اَلَّذ۪ينَ كَذَّبُوا شُعَيْباً كَاَنْ لَمْ يَغْنَوْا ف۪يهَاۚۛ اَلَّذ۪ينَ كَذَّبُوا شُعَيْباً كَانُوا هُمُ الْخَاسِر۪ينَ
Sıra | Kelime | Anlamı | Kökü |
---|---|---|---|
1 | الَّذِينَ | kimseler |
|
2 | كَذَّبُوا | yalanlayan |
|
3 | شُعَيْبًا | Şu’ayb’i |
|
4 | كَأَنْ | sanki gibi oldular |
|
5 | لَمْ |
|
|
6 | يَغْنَوْا | hiç oturmamış |
|
7 | فِيهَا | orada |
|
8 | الَّذِينَ | kimseler |
|
9 | كَذَّبُوا | yalanlayan |
|
10 | شُعَيْبًا | Şu’ayb’i |
|
11 | كَانُوا | oldular |
|
12 | هُمُ | onlar |
|
13 | الْخَاسِرِينَ | ziyana uğrayanlar |
|
Medyen’in inkârcı ve baskıcı eşraf takımı, halkı Şuayb’a inanmamaları hususunda uyarıp tehdit ederken, asıl kendileri hak ettikleri büyük felâkete uğramışlar; bu dünyada öyle bir topluluk yaşamamış gibi yok olup gitmişlerdir. Şuayb, daha önce onları dalâletten kurtarmak ve böyle bir âkıbete mâruz kalmalarını önlemek için elinden gelen her şeyi yaptığından, artık onlara acımanın da yersiz olduğunu düşünmüştür.
Buraya kadarki âyetlerde beş peygamberin kendi toplumlarıyla ilişkileri, davetlerinin mahiyeti, bu davet karşısında inanan ve inanmayanların tutumları, özellikle inkâr etmekle yetinmeyip inananlar üzerinde baskı kuran ve toplumda türlü kötülüklerin yayılmasına öncülük edenlerin bu yüzden uğradıkları büyük felâketler bir tarihî bilgi vermekten ziyade ders verme üslûbuyla veciz bir şekilde özetlenmiştir.
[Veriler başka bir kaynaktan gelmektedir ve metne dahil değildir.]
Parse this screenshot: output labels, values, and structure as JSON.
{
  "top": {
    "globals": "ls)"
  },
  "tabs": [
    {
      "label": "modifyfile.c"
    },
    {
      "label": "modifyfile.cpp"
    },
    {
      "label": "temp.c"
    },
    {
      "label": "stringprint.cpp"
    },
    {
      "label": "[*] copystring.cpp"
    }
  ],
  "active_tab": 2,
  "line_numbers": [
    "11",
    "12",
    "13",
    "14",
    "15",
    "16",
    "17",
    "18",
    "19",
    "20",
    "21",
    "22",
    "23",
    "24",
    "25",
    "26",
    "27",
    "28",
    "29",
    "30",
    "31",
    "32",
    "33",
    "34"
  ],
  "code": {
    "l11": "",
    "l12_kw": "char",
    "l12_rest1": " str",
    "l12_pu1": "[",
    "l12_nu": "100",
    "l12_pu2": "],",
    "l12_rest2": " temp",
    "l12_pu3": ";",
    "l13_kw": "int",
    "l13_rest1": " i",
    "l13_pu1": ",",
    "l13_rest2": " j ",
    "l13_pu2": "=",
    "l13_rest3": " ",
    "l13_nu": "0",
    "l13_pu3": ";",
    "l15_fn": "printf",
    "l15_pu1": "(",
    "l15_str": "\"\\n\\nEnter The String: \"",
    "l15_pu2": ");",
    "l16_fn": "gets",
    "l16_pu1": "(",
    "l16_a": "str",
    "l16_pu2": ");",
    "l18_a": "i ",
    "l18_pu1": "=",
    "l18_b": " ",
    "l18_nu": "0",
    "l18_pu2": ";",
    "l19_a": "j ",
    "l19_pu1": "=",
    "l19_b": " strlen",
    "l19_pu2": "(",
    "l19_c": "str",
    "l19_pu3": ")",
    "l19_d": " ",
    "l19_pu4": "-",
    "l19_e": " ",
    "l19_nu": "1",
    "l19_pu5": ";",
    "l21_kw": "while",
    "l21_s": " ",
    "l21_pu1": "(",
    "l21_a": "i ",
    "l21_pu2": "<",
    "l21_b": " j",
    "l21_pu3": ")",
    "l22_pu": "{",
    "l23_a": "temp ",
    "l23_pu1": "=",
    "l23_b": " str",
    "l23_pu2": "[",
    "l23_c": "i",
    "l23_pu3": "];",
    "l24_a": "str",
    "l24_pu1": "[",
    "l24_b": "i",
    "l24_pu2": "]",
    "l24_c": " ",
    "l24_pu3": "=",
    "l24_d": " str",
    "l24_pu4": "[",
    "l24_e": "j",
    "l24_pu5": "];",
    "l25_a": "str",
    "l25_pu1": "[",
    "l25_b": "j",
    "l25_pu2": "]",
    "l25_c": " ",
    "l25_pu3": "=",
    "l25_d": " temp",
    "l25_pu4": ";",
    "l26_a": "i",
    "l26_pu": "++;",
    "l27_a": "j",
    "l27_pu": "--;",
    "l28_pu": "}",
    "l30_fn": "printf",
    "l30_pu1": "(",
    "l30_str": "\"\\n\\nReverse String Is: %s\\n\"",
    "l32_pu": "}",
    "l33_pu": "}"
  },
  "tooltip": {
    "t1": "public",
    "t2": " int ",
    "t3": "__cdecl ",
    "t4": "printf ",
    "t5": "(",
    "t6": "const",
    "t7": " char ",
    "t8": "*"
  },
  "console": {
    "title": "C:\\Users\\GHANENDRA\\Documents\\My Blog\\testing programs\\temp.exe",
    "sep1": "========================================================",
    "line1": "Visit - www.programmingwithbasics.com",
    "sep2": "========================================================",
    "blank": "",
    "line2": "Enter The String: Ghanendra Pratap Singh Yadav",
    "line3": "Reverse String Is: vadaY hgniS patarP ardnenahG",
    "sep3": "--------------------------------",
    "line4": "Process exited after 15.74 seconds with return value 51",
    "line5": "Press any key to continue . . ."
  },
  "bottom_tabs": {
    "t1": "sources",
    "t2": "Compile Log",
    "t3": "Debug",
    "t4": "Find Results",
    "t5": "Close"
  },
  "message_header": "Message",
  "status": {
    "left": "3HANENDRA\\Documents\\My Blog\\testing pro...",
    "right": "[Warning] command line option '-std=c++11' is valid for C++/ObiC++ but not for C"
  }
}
Aşağıda ise bütün bu toplumların uğradığı felâketlerin, zorlukların insanları ıslah etmeye yönelik amaçlar taşıdığı bildirilmektedir.
Kaynak : Kur’an Yolu Tefsiri Cilt: 2 Sayfa: 557
اَلَّذ۪ينَ كَذَّبُوا شُعَيْباً كَاَنْ لَمْ يَغْنَوْا ف۪يهَاۚۛ
İsim cümlesidir. Cemi müzekker has ism-i mevsûl الَّذ۪ينَ , mübteda olarak mahallen merfûdur. İsm-i mevsûlun sılası كَفَرُوا ’dur. Îrabtan mahalli yoktur.
كَذَّبُوا damme üzere mebni mazi fiildir. Zamir olan çoğul و ’ı fail olup mahallen merfûdur.
شُعَيْباً mef’ûlun bih olup fetha ile mansubtur.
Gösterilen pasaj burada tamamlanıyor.